Track club brings positive energy to Compton
Sprinting to success the ‘Imani’ way: the Imani Speed City Track Club has been a staple of positive energy for Compton and neighboring youth for 19 years BY DENNIS FREEMAN COMPTON—The “Hub City” has a lot more
Sprinting to success the ‘Imani’ way: the Imani Speed City Track Club has been a staple of positive energy for Compton and neighboring youth for 19 years
BY DENNIS FREEMAN
COMPTON—The “Hub City” has a lot more to offer to its youngsters than the proverbial “urban rap” music. The message in the music does not always make the right impression for this city often stigmatized by violence.
There are many other outlets here capitalizing on youthful energy.
Participating in track and field is one of them. The Imani Speed City Track Club has been a staple of positive energy for Compton and neighboring youth for 19 years, giving aspiring Olympians and would-be track stars a boost of faith and inspiration, fueling them to go further in life than they can imagine. The name Imani, itself is Swahili for faith.
“Every time something positive happens or such or if we’re doing something positive, the media is nowhere to be around,” said Imani Speed City Track club head coach Steve Todd. “They kind of feed off the negativity and the shadows instead of bringing light to when something positive does happen.”
For many of these kids, Todd and the track club have been a light of encouragement amid a backdrop that is not always positive. It gave light to NFL star Richard Sherman, U.S. Olympian Lionel Larry (400 meters) and a bevy of youngsters looking to get a leg up on the right track to higher achievement.
“It’s given the kids [an] extracurricular activity to do after school, burn energy, and they learn how to deal with each other in life,” Todd said, adding, he doesn’t want any kids to be left behind because of the lack of opportunity.
Imani track coach since 1996, the year of its conception, Todd has been a shepherd for many of the athletes that have joined his program. The Imani Speed City Track Club is more than just a track club for Todd; it is family. The club sent 32 athletes to the Junior Olympics in 2014, and represents hope to achieve. Since he founded the team, the track club has sent athletes to the Junior Olympics every year since its founding, a laudable accomplishment for an organization that struggles with finances to ensure its athletes are able to compete on a par with larger, more economically sound clubs.
At a recent invitational at Gahr High School in Cerritos that attracted more than 1,100 athletes, a portion of the gate benefited the Imani Track Club, giving it much-needed capital to send another round of athletes to the Junior Olympics.

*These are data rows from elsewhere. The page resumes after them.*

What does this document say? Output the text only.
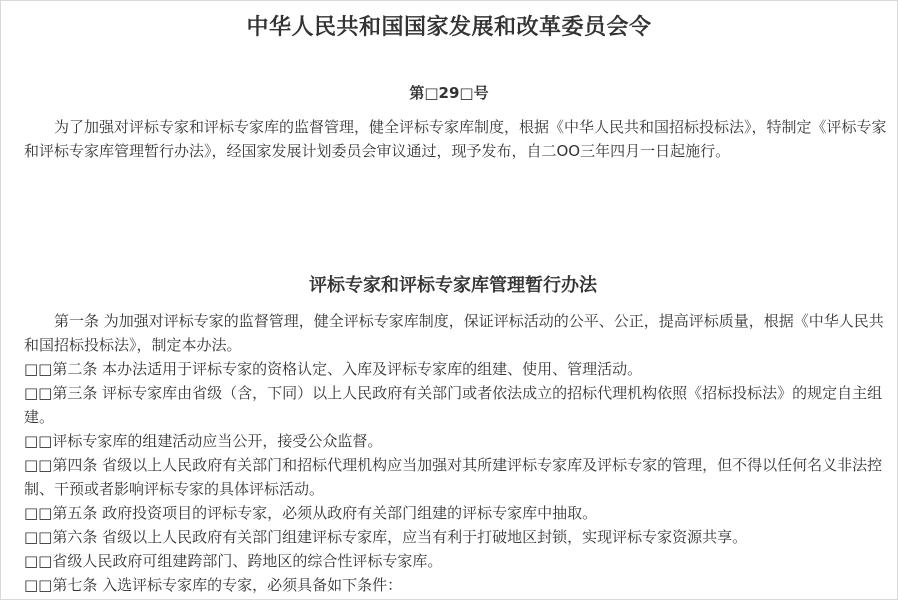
中华人民共和国国家发展和改革委员会令
第□29□号

　　为了加强对评标专家和评标专家库的监督管理，健全评标专家库制度，根据《中华人民共和国招标投标法》，特制定《评标专家和评标专家库管理暂行办法》，经国家发展计划委员会审议通过，现予发布，自二OO三年四月一日起施行。

评标专家和评标专家库管理暂行办法
　　第一条 为加强对评标专家的监督管理，健全评标专家库制度，保证评标活动的公平、公正，提高评标质量，根据《中华人民共和国招标投标法》，制定本办法。
□□第二条 本办法适用于评标专家的资格认定、入库及评标专家库的组建、使用、管理活动。
□□第三条 评标专家库由省级（含，下同）以上人民政府有关部门或者依法成立的招标代理机构依照《招标投标法》的规定自主组建。
□□评标专家库的组建活动应当公开，接受公众监督。
□□第四条 省级以上人民政府有关部门和招标代理机构应当加强对其所建评标专家库及评标专家的管理，但不得以任何名义非法控制、干预或者影响评标专家的具体评标活动。
□□第五条 政府投资项目的评标专家，必须从政府有关部门组建的评标专家库中抽取。
□□第六条 省级以上人民政府有关部门组建评标专家库，应当有利于打破地区封锁，实现评标专家资源共享。
□□省级人民政府可组建跨部门、跨地区的综合性评标专家库。
□□第七条 入选评标专家库的专家，必须具备如下条件：
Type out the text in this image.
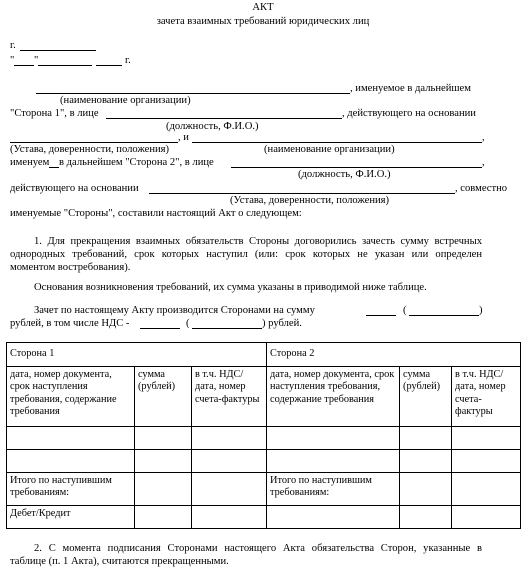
АКТ
зачета взаимных требований юридических лиц
г.
" "	г.
, именуемое в дальнейшем
(наименование организации)
"Сторона 1", в лице	, действующего на основании
(должность, Ф.И.О.)
, и	,
(Устава, доверенности, положения)	(наименование организации)
именуем в дальнейшем "Сторона 2", в лице	,
(должность, Ф.И.О.)
действующего на основании	, совместно
(Устава, доверенности, положения)
именуемые "Стороны", составили настоящий Акт о следующем:
1. Для прекращения взаимных обязательств Стороны договорились зачесть сумму встречных
однородных требований, срок которых наступил (или: срок которых не указан или определен
моментом востребования).
Основания возникновения требований, их сумма указаны в приводимой ниже таблице.
Зачет по настоящему Акту производится Сторонами на сумму	(	)
рублей, в том числе НДС -	(	) рублей.
Сторона 1			Сторона 2		
дата, номер документа, срок наступления требования, содержание требования	сумма (рублей)	в т.ч. НДС/дата, номер счета-фактуры	дата, номер документа, срок наступления требования, содержание требования	сумма (рублей)	в т.ч. НДС/дата, номер счета-фактуры

Итого по наступившим требованиям:			Итого по наступившим требованиям:		
Дебет/Кредит					
2. С момента подписания Сторонами настоящего Акта обязательства Сторон, указанные в
таблице (п. 1 Акта), считаются прекращенными.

“This is a meet that brings kids from all around the Southern California area to compete against each other in track and field,” Todd said. “It is a big event; a fundraiser [enabling] us to take these trips (Junior Olympics) once in June, [bringing] some recognition to the children and our community. There are still positive things happening in Compton.”
This year the Junior Olympics will be held in Jacksonville, Florida. It’s very expensive,” Todd said. “Last year, we took about thirty kids to Houston, Texas, and that was about $30,000. It lightens the load off the parents. We try to make it as inexpensive as possible, and try to get the kids some exposure, nationally, and get them out of the community [to] see what the rest of the world is like.”
The Imani track club works out four days a week, Tuesday through Thursday, from 5:30 to 7:30 p.m. at Dominguez High School in Compton. Donations are welcome.